Re: (Ab)using parquet files on S3 storage for a huge logging database

Gerlando is correct that S3 Objects, once created are immutable.  They cannot updated-in-place, appended to, nor even renamed.   However, S3 supports seeking to offsets within the object being read.  The challenge is knowing where to read within the S3 object, which to perform well will require metadata that can be derived by doing minimal I/O operations prior to seeking/reading the needed parts of the S3 object.

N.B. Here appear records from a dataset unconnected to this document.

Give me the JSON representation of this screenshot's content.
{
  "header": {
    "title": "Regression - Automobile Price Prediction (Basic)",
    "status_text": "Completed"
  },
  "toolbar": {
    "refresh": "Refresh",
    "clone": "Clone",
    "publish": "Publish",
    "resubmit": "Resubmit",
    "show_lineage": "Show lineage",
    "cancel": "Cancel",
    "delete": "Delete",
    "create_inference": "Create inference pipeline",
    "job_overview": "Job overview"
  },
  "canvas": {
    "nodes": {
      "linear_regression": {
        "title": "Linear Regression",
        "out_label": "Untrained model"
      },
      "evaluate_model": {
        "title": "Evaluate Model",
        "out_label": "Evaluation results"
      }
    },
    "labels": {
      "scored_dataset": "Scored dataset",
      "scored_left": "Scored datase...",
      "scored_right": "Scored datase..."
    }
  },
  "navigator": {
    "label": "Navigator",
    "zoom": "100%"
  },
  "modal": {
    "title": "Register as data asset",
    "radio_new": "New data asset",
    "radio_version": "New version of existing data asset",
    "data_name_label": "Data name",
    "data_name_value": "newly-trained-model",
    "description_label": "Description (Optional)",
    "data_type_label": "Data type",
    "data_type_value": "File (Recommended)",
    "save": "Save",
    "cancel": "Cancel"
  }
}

On 9/19/18, 9:23 AM, "Gerlando Falauto" <gerlando.falauto@xxxxxxxxx> wrote:

    I'm looking for a way to store huge amounts of logging data in the cloud
    from about 100 different data sources, each producing about 50MB/day (so
    it's something like 5GB/day).
    The target storage would be an S3 object storage for cost-efficiency
    I would like to be able to store (i.e. append-like) data in realtime, and
    retrieve data based on time frame and data source with fast access. I was
    thinking of partitioning data based on datasource and calendar day, so to
    have one file per day, per data source, each 50MB.
    I played around with pyarrow and parquet (using s3fs), and came across the
    following limitations:
    1) I found no way to append to existing files. I believe that's some
    limitation with S3, but it could be worked around by using datasets
    instead. In principle, I believe I could also trigger some daily job which
    coalesces, today's data into a single file, if having too much
    fragmentation causes any disturbance. Would that make any sense?
    2) When reading, if I'm only interested in a small portion of the data (for
    instance, based on a timestamp field), I obviously wouldn't want to have to
    read (i.e. download) the whole file. I believe Parquet was designed to
    handle huge amounts of data with relatively fast access. Yet I fail to
    understand if there's some way to allow for random access, particularly
    when dealing with a file stored within S3.
    The following code snippet refers to a 150MB dataset composed of 1000
    rowgroups of 150KB each. I was expecting it to run very fast, yet it
    apparently downloads the whole file (pyarrow 0.9.0):
    fs = s3fs.S3FileSystem(key=access_key, secret=secret_key,
    with fs.open(bucket_uri) as f:
        pf = pq.ParquetFile(f)
        print(pf.num_row_groups) # yields 1000
    3) I was also expecting to be able to perform some sort of query, but I'm
    also failing to see how to specify index columns or such.
    What am I missing? Did I get it all wrong?
    Thank you!